I was discharged the next day. I didn’t pay a cent. I didn’t even see a bill. I don’t think they made one.

I keep hearing stories from Americans about wait times in other countries. I’m sure it happens, but I’ve never seen it myself. My experiences with the medical system here has been pretty universally excellent.

When I was in America I was very impressed with how proactive everything is. My insurer paid for yearly physical exams. I’d never done that before. It’s certainly possible I would have even better health outcomes in America. But, I’m way happier here. And I’m a lot less stressed than I was when I lived in the Bay Area. That counts for a lot.

1 comments

Pretty much all developed countries do fairly well on rapid access to emergency care. The queues are more of an issue with elective care.
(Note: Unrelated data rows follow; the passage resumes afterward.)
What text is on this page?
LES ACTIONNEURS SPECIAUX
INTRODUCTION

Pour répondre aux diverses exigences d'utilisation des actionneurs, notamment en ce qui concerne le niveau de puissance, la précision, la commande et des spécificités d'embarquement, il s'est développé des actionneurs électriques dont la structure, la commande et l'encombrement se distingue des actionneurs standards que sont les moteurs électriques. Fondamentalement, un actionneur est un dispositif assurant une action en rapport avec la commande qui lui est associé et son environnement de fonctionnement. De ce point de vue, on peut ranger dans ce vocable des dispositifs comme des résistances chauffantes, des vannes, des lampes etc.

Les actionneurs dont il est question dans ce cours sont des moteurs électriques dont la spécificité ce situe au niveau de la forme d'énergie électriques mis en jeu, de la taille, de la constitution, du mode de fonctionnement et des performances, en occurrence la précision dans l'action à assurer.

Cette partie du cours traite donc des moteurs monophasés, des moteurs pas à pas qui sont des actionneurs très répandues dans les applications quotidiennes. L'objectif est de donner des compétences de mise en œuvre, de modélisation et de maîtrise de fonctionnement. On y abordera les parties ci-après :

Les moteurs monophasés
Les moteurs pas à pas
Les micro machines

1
Socialized healthcare systems generally impose artificial supply limits to hold down costs, which is why we often see affluent Canadians come to the USA as medical tourists to skip the queue for certain procedures like MRI scans. While socialized systems might be better overall, there are certain drawbacks.

Outside of certain screenings, there is no proven benefit to yearly physical exams for healthy adults. It's a waste of resources and doesn't improve patient outcomes. Some people seem to want those annual exams, but they aren't justified on an evidence-based medicine basis.

https://www.health.harvard.edu/blog/a-checkup-for-the-checku...

https://www.healthcare.gov/coverage/preventive-care-benefits...

> Pretty much all developed countries do fairly well on rapid access to emergency care.

I was talking to a taxi driver in SF a few years ago. He said he was in a car accident once, and his car rolled and flipped upside down. The police & an ambulance showed up. Even though he seemed mostly ok they still wanted take him to hospital. But he couldn't afford the ambulance or the hospital - without health insurance, it would have bankrupted him. So he told them all to get lost.

In telling the story, he got kind of angry about it - I think he was mad how pushy the police and ambulance people were about the whole thing.

Thats vaguely horrifying to me. A man who was just in a car accident should never be put in a situation like this. If you're wealthy in america, yeah - you get top notch medical treatment. But I'm not sure I'd call that a successful system for emergency care.

I'm not claiming it's successful, just that people can generally get rapid access to high quality emergency medical care. Paying for it afterwards is a separate issue, and changes are needed there.

The No Surprises Act did give many consumers significant protection against excessive ER bills.